For most of podcasting’s 20-year history, subscribing was a simple question of clicking a button to sign up for free RSS updates. But with platforms renaming subscribers as followers, the scene has been set for paid podcast producers to begin charging listeners for content.
- 2021 was a busy year for the podcast sector. Spotify extended its presence in the field, entering another 80 markets. And we saw the rise and fall of the much-hyped social-audio app Clubhouse, threatened by the rising popularity of Twitter’s Spaces.

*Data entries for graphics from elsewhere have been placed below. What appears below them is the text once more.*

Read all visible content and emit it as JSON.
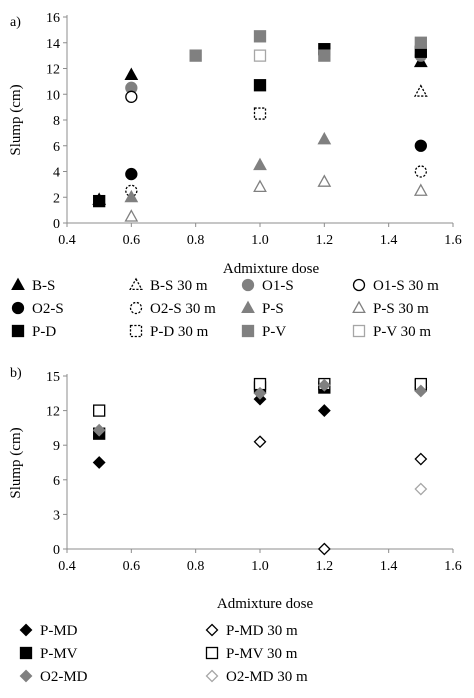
{
  "colors": {
    "black": "#000000",
    "dark_gray": "#808080",
    "light_gray": "#a6a6a6",
    "white": "#ffffff"
  },
  "chart_data": [
    {
      "type": "scatter",
      "panel_label": "a)",
      "xlabel": "Admixture dose",
      "ylabel": "Slump (cm)",
      "xlim": [
        0.4,
        1.6
      ],
      "ylim": [
        0,
        16
      ],
      "x_ticks": [
        "0.4",
        "0.6",
        "0.8",
        "1.0",
        "1.2",
        "1.4",
        "1.6"
      ],
      "y_ticks": [
        "0",
        "2",
        "4",
        "6",
        "8",
        "10",
        "12",
        "14",
        "16"
      ],
      "grid": false,
      "legend_position": "bottom",
      "series": [
        {
          "name": "B-S",
          "marker": "triangle",
          "fill": "#000000",
          "stroke": "#000000",
          "dashed": false,
          "points": [
            [
              0.5,
              1.8
            ],
            [
              0.6,
              11.5
            ],
            [
              1.5,
              12.5
            ]
          ]
        },
        {
          "name": "B-S 30 m",
          "marker": "triangle",
          "fill": "#ffffff",
          "stroke": "#000000",
          "dashed": true,
          "points": [
            [
              1.5,
              10.2
            ]
          ]
        },
        {
          "name": "O1-S",
          "marker": "circle",
          "fill": "#808080",
          "stroke": "#808080",
          "dashed": false,
          "points": [
            [
              0.6,
              10.5
            ],
            [
              1.2,
              13.2
            ],
            [
              1.5,
              13.0
            ]
          ]
        },
        {
          "name": "O1-S 30 m",
          "marker": "circle",
          "fill": "#ffffff",
          "stroke": "#000000",
          "dashed": false,
          "points": [
            [
              0.6,
              9.8
            ]
          ]
        },
        {
          "name": "O2-S",
          "marker": "circle",
          "fill": "#000000",
          "stroke": "#000000",
          "dashed": false,
          "points": [
            [
              0.6,
              3.8
            ],
            [
              1.5,
              6.0
            ]
          ]
        },
        {
          "name": "O2-S 30 m",
          "marker": "circle",
          "fill": "#ffffff",
          "stroke": "#000000",
          "dashed": true,
          "points": [
            [
              0.6,
              2.5
            ],
            [
              1.5,
              4.0
            ]
          ]
        },
        {
          "name": "P-S",
          "marker": "triangle",
          "fill": "#808080",
          "stroke": "#808080",
          "dashed": false,
          "points": [
            [
              0.6,
              2.0
            ],
            [
              1.0,
              4.5
            ],
            [
              1.2,
              6.5
            ]
          ]
        },
        {
          "name": "P-S 30 m",
          "marker": "triangle",
          "fill": "#ffffff",
          "stroke": "#808080",
          "dashed": false,
          "points": [
            [
              0.6,
              0.5
            ],
            [
              1.0,
              2.8
            ],
            [
              1.2,
              3.2
            ],
            [
              1.5,
              2.5
            ]
          ]
        },
        {
          "name": "P-D",
          "marker": "square",
          "fill": "#000000",
          "stroke": "#000000",
          "dashed": false,
          "points": [
            [
              0.5,
              1.7
            ],
            [
              1.0,
              10.7
            ],
            [
              1.2,
              13.5
            ],
            [
              1.5,
              13.3
            ]
          ]
        },
        {
          "name": "P-D 30 m",
          "marker": "square",
          "fill": "#ffffff",
          "stroke": "#000000",
          "dashed": true,
          "points": [
            [
              1.0,
              8.5
            ]
          ]
        },
        {
          "name": "P-V",
          "marker": "square",
          "fill": "#808080",
          "stroke": "#808080",
          "dashed": false,
          "points": [
            [
              0.8,
              13.0
            ],
            [
              1.0,
              14.5
            ],
            [
              1.2,
              13.0
            ],
            [
              1.5,
              14.0
            ]
          ]
        },
        {
          "name": "P-V 30 m",
          "marker": "square",
          "fill": "#ffffff",
          "stroke": "#a6a6a6",
          "dashed": false,
          "points": [
            [
              1.0,
              13.0
            ]
          ]
        }
      ]
    },
    {
      "type": "scatter",
      "panel_label": "b)",
      "xlabel": "Admixture dose",
      "ylabel": "Slump (cm)",
      "xlim": [
        0.4,
        1.6
      ],
      "ylim": [
        0,
        15
      ],
      "x_ticks": [
        "0.4",
        "0.6",
        "0.8",
        "1.0",
        "1.2",
        "1.4",
        "1.6"
      ],
      "y_ticks": [
        "0",
        "3",
        "6",
        "9",
        "12",
        "15"
      ],
      "grid": false,
      "legend_position": "bottom",
      "series": [
        {
          "name": "P-MD",
          "marker": "diamond",
          "fill": "#000000",
          "stroke": "#000000",
          "dashed": false,
          "points": [
            [
              0.5,
              7.5
            ],
            [
              1.0,
              13.0
            ],
            [
              1.2,
              12.0
            ],
            [
              1.5,
              14.0
            ]
          ]
        },
        {
          "name": "P-MD 30 m",
          "marker": "diamond",
          "fill": "#ffffff",
          "stroke": "#000000",
          "dashed": false,
          "points": [
            [
              1.0,
              9.3
            ],
            [
              1.2,
              0.0
            ],
            [
              1.5,
              7.8
            ]
          ]
        },
        {
          "name": "P-MV",
          "marker": "square",
          "fill": "#000000",
          "stroke": "#000000",
          "dashed": false,
          "points": [
            [
              0.5,
              10.0
            ],
            [
              1.0,
              14.0
            ],
            [
              1.2,
              14.0
            ],
            [
              1.5,
              14.2
            ]
          ]
        },
        {
          "name": "P-MV 30 m",
          "marker": "square",
          "fill": "#ffffff",
          "stroke": "#000000",
          "dashed": false,
          "points": [
            [
              0.5,
              12.0
            ],
            [
              1.0,
              14.3
            ],
            [
              1.2,
              14.3
            ],
            [
              1.5,
              14.3
            ]
          ]
        },
        {
          "name": "O2-MD",
          "marker": "diamond",
          "fill": "#808080",
          "stroke": "#808080",
          "dashed": false,
          "points": [
            [
              0.5,
              10.3
            ],
            [
              1.0,
              13.5
            ],
            [
              1.2,
              14.2
            ],
            [
              1.5,
              13.7
            ]
          ]
        },
        {
          "name": "O2-MD 30 m",
          "marker": "diamond",
          "fill": "#ffffff",
          "stroke": "#a6a6a6",
          "dashed": false,
          "points": [
            [
              1.5,
              5.2
            ]
          ]
        }
      ]
    }
  ]
}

- But in the biggest market shift, 2021 was the year the word ‘subscribe’ took on a different meaning in podcasting. Many of the larger podcasting apps, setting themselves up to support paid podcasts, began to invite listeners to ‘Follow’ podcasts rather than ‘Subscribe’.
- Apple led the charge, announcing in April the ability for premium podcast creators to charge listeners, although the launch was delayed until June. Spotify followed later in the year, with an ‘open access’ play that lets creators integrate existing payment platforms like Supporting Cast and Memberful.
The release of payment tools by the distribution platforms marks a major shift in the podcasting ecosystem. Previously, the potential for paid podcasts had been stymied by the ‘complexity’ involved in gating content on an open RSS feed.
- Apple – currently the most popular platform for podcast listening – now makes it relatively easy for publishers to charge listeners and deliver perks like ad-free listening, exclusive content and early access. Apple charges publishers a $19.99 set-up fee plus 30% of revenue for the first year, and 15% for the years following.
- In direct competition for podcast dominance, Spotify has built its subscription engine in a way that allows third-party providers to integrate their existing paid podcasts. It has also provided publishers with options to charge at a broad range of price points and will not take a revenue cut in the first year.
- Elsewhere, Facebook and Substack are also eyeing the paid podcast market. Substack, already a major player in the paid newsletter space, sees podcasts as a natural extension. Substack co-founder Hamish McKenzie told Axios:
We’re in the very early days of podcasting on Substack, but some podcasts are already making hundreds of thousands of dollars a year through the platform.
Show me the money
Having the ability to collect payments is not the same as having an audience that is willing to pay. A recent YouGov survey found that 83% of podcast listeners said they were ‘not very’ or ‘not at all’ likely to pay to access podcasts. That still leaves a percentage who may be willing to pay for the right podcast content, but it does highlight the need to continue with a mix of podcast monetisation strategies.
The good news is that advertising in podcast streams is more widely accepted by consumers than TV advertising. A study by Magna and Spotify reported that podcast listeners trust ads more than TV viewers.
The bads news is there is a significant gap between the marketing budgets being allocated to audio and the time spent listening. A September study from WARC and iHeartMedia, reported that although audio accounts for over 30% of the average consumer’s media consumption, less than 9% of the average media budget is allocated to audio. More worryingly a quarter of advertisers don’t invest in audio at all.
No surprise then that publishers are experimenting with paid podcasts.